Mitch wore scuffed white leather shoes, with little blue check marks on the sides and heels. But nothing about them made her think they’d come out of a time machine. Or did they? She took a second look. They seemed a bit unusual, all that leather, but then Lettie didn’t shop for men. For all she knew this was the kind of play shoes all the men in his town wore.

She grabbed the paper napkin and began to back out from underneath the table when Mitch shifted his feet. She caught a glimpse of the bottom of one shoe. The sole, carved in fancy patterns, had writing on it.

 

MACEYVILLE, AL. P.D.

IT’S A NEW MILLENNIUM—1/1/2000

 

At first the words didn’t register, the meaning jumbled in her head. Then she understood.

Alvin’s head poked under the table and Lettie Ruth put her finger to her lips and pointed up. They withdrew, their eyes locked across the table.

The conversation swirled around her as she pieced together the scraps of information.

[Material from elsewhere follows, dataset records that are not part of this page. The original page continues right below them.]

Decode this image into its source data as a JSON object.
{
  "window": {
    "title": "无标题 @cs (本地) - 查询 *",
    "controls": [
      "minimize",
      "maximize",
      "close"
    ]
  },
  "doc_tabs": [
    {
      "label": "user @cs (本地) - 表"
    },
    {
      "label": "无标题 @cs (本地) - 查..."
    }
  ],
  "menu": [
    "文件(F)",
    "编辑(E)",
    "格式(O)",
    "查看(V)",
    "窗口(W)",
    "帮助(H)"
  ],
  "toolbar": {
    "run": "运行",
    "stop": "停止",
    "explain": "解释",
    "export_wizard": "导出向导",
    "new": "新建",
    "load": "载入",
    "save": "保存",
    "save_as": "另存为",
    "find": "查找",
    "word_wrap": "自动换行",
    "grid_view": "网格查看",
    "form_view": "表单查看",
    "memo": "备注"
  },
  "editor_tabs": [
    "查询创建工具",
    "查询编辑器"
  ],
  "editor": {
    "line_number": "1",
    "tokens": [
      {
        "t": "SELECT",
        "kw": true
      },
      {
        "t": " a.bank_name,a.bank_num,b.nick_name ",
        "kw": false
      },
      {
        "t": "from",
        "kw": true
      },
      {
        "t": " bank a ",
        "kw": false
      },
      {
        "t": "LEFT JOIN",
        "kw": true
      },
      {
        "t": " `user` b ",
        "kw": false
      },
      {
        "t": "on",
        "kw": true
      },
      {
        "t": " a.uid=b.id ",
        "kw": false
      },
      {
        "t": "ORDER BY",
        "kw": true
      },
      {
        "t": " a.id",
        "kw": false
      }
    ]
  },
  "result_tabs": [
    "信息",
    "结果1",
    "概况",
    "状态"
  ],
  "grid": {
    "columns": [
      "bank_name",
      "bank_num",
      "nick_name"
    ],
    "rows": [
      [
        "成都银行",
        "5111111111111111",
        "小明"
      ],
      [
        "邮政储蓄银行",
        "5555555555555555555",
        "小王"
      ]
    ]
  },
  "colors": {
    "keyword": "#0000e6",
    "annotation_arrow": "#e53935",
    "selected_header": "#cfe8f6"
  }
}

What other new things could she discover if she looked? Go slow, she warned herself, don’t fancy up the facts. Stick to what you know.

What
did
she know about them? Kat, found naked in a cotton field, didn’t have any clothes to examine. Other than the rape, nobody knew anything but her name. And not even the whole thing. What kind of a name was Kat? Sounded like a dang pet.